被顶到最深处的瞬间,裴逐的话音戛然而止,整个人剧烈地弹动了一下,口中泄出一声近乎破碎的高音。
“真乖。”吴花果低下头,在少年的脸颊上安抚地亲了一口,满心欢喜地听着耳边不断响起的、属于她的小猫的“咪咪”声。
吴花果的手指在内壁那层滚烫而温热的褶皱里缓缓移动着,转动、摸索,每一个细微的动作都带着极具毁灭性的刺激。

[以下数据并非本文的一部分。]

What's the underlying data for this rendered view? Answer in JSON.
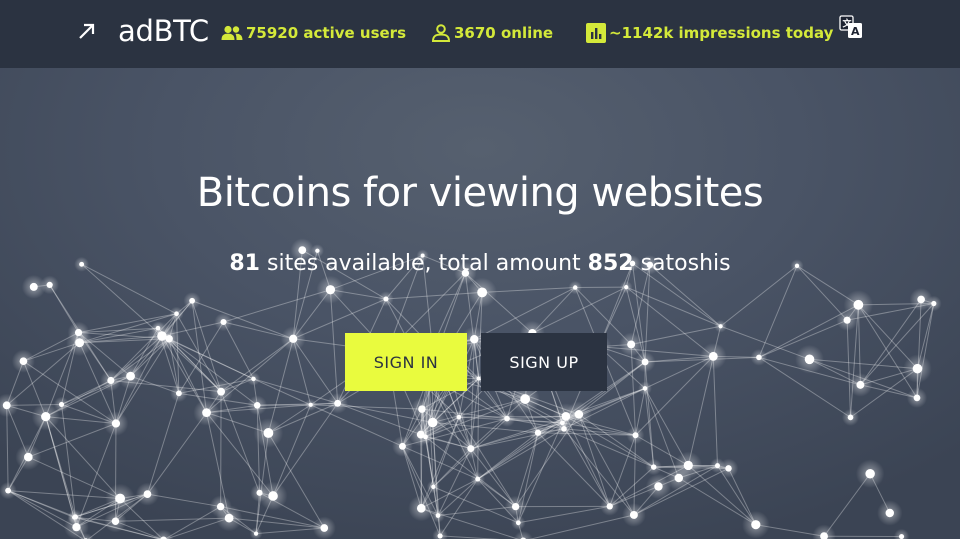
{
  "header": {
    "logo_text": "adBTC",
    "stats": {
      "users": "75920 active users",
      "online": "3670 online",
      "impressions": "~1142k impressions today"
    }
  },
  "hero": {
    "title": "Bitcoins for viewing websites",
    "sites_count": "81",
    "sites_text": " sites available, total amount ",
    "amount": "852",
    "unit_text": " satoshis"
  },
  "buttons": {
    "sign_in": "SIGN IN",
    "sign_up": "SIGN UP"
  },
  "colors": {
    "header_bg": "#2b3341",
    "accent": "#d4e93a",
    "sign_in_bg": "#e9fb3e",
    "hero_bg": "#414b5c"
  },
  "icons": {
    "logo": "arrow-up-right-icon",
    "users": "users-icon",
    "online": "user-icon",
    "impressions": "bar-chart-icon",
    "language": "translate-icon"
  }
}
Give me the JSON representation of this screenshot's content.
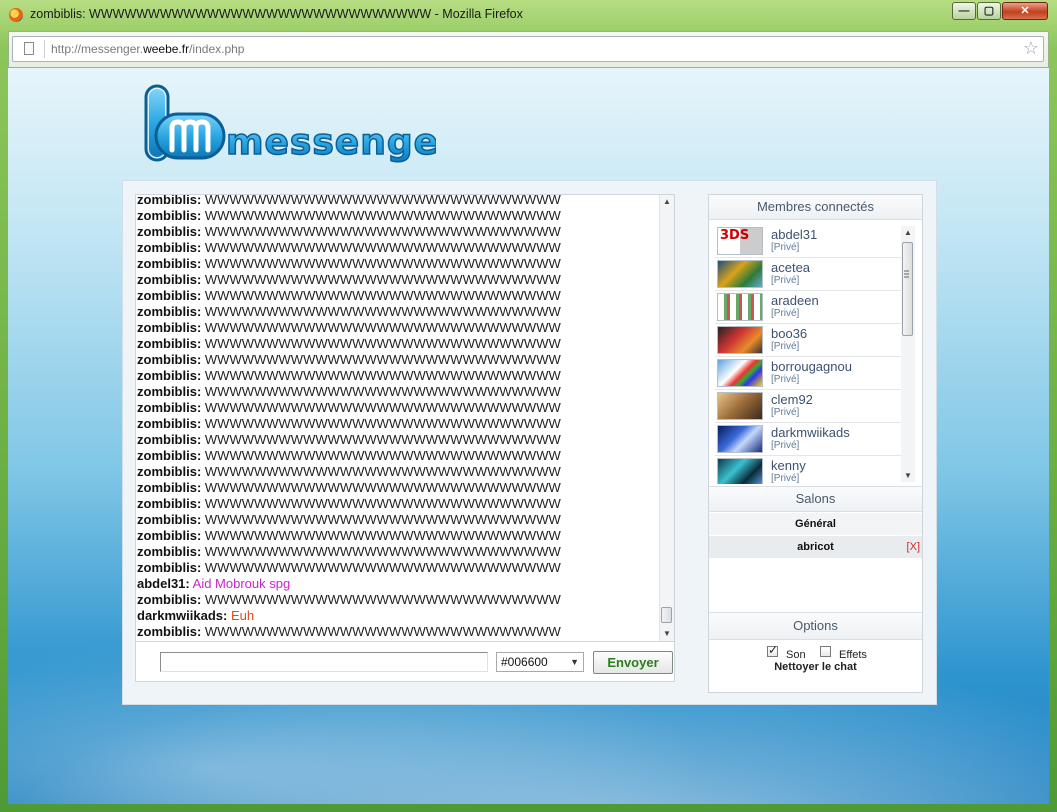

忽然,她的指尖意外地抵上了一个小小的、微微隆起的硬硬凸点。
“这是……?”
在吴花果天马行空的思维和认知障碍的滤镜下,她并没有意识到这个构造对一个人类少年而言意味着什么。她只是单纯地以为,这是自家猫咪身体里某个特殊的“小机关”,或者是下午还没完全消炎的小肿块。
出于好奇,也出于女孩子想要探寻的好胜心,吴花果指尖一并,凝聚了些许力道,顺着那个位置——狠狠地摁了进去。
“啊哈——!!”
那块最隐秘、最脆弱,同时因为长期久坐患有炎症而极度敏锐的前列腺凸点,被毫无防备地重重按压下去。
刹那间,一股堪比高压电流般的酥麻与酸胀感自少年的尾椎骨轰然炸开,瞬间席卷了全身的每一根神经。
裴逐整个人像是被推上了云端,又像是被巨浪狠狠拍碎,他紧绷的脚趾死死抠住被褥,胸膛剧烈地起伏,那张原本用来碎碎念的嘴无意识地张大,喉咙深处竟失控地发出了一声彻底变了调的、近乎支离破碎的怪叫。
而在吴花果的耳朵里,那声音不再是软绵绵的咪咪叫,而是一声由于极度痛苦或惊吓而发出的、尖锐且凄厉的猫叫。
“二班长!”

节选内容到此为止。